Herzl est un homme profondément croyant, qui pratique la Torah et les Mitsvot. Il est le petit-fils de Rabbi Mess'od Ben Chabbath, qui priait dans la même synagogue que Baba Salé au Maroc.

Il travaille comme chauffeur d'autobus en Israel depuis plus de 28 ans. Les voyageurs réguliers de la ligne le connaissent bien, il fait quasiment partie de leurs proches. Lui-même se soucie de chacun, un peu comme un Papa de l'autobus.

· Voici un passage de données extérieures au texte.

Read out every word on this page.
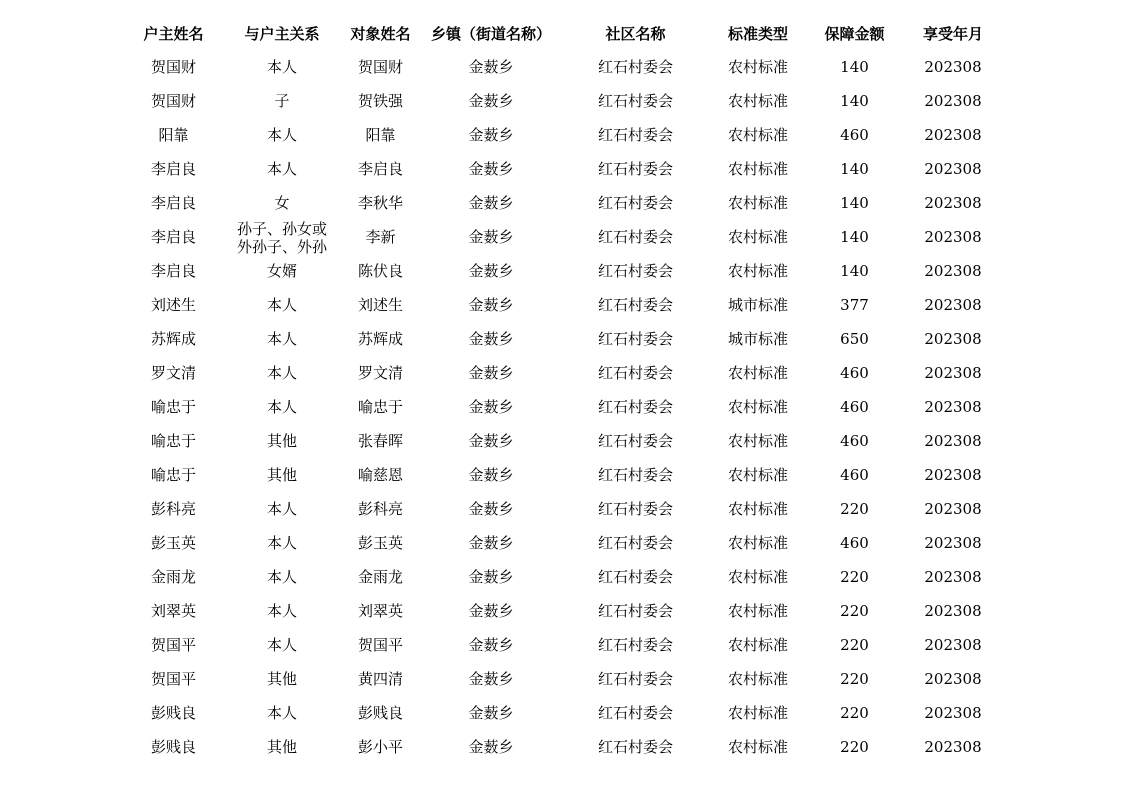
户主姓名	与户主关系	对象姓名	乡镇（街道名称）	社区名称	标准类型	保障金额	享受年月

贺国财	本人	贺国财	金薮乡	红石村委会	农村标准	140	202308

贺国财	子	贺铁强	金薮乡	红石村委会	农村标准	140	202308

阳靠	本人	阳靠	金薮乡	红石村委会	农村标准	460	202308

李启良	本人	李启良	金薮乡	红石村委会	农村标准	140	202308

李启良	女	李秋华	金薮乡	红石村委会	农村标准	140	202308

李启良	孙子、孙女或外孙子、外孙	李新	金薮乡	红石村委会	农村标准	140	202308

李启良	女婿	陈伏良	金薮乡	红石村委会	农村标准	140	202308

刘述生	本人	刘述生	金薮乡	红石村委会	城市标准	377	202308

苏辉成	本人	苏辉成	金薮乡	红石村委会	城市标准	650	202308

罗文清	本人	罗文清	金薮乡	红石村委会	农村标准	460	202308

喻忠于	本人	喻忠于	金薮乡	红石村委会	农村标准	460	202308

喻忠于	其他	张春晖	金薮乡	红石村委会	农村标准	460	202308

喻忠于	其他	喻慈恩	金薮乡	红石村委会	农村标准	460	202308

彭科亮	本人	彭科亮	金薮乡	红石村委会	农村标准	220	202308

彭玉英	本人	彭玉英	金薮乡	红石村委会	农村标准	460	202308

金雨龙	本人	金雨龙	金薮乡	红石村委会	农村标准	220	202308

刘翠英	本人	刘翠英	金薮乡	红石村委会	农村标准	220	202308

贺国平	本人	贺国平	金薮乡	红石村委会	农村标准	220	202308

贺国平	其他	黄四清	金薮乡	红石村委会	农村标准	220	202308

彭贱良	本人	彭贱良	金薮乡	红石村委会	农村标准	220	202308

彭贱良	其他	彭小平	金薮乡	红石村委会	农村标准	220	202308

Le matin d'un tragique attentat, Herzl a pris son service comme de coutume. « Le superviseur m'a juste demandé de venir un peu tôt en raison d'un collègue qui était absent. J'ai pris mon service à 6h47 au lieu de 6h52. A la troisième station est montée une femme orthodoxe avec une poussette de jumeaux. Cette dame voyage chaque matin avec ses deux enfants. Habituellement, son mari l'accompagne, mais ce matin-là il était déjà parti à la Yéchiva. Alors je suis descendu du bus pour l'aider à monter la poussette, et j'ai redémarré une fois que je l'ai vue assise. J'ai continué mon trajet comme de coutume, en passant par l'avenue Rothschild jusqu'à la gare autoroutière. »

« Un jeune homme est monté à la station de la société nationale d'électricité. Il n'avait pas spécialement un physique oriental ; il avait du gel dans les cheveux et paraissait très normal. Rien d'extraordinaire. Il n'a pas réussi à introduire de l'argent dans la machine à tickets et s'est acharné sur les boutons. Je lui ai demandé pourquoi il s'énervait ainsi et il a prononcé quelques borborygmes incompréhensibles ; je me suis même dit qu'il était peut-être sourd ou muet. Alors je l'ai calmé et me suis occupé de lui sortir ses tickets. Puis il s'est assis derrière moi. »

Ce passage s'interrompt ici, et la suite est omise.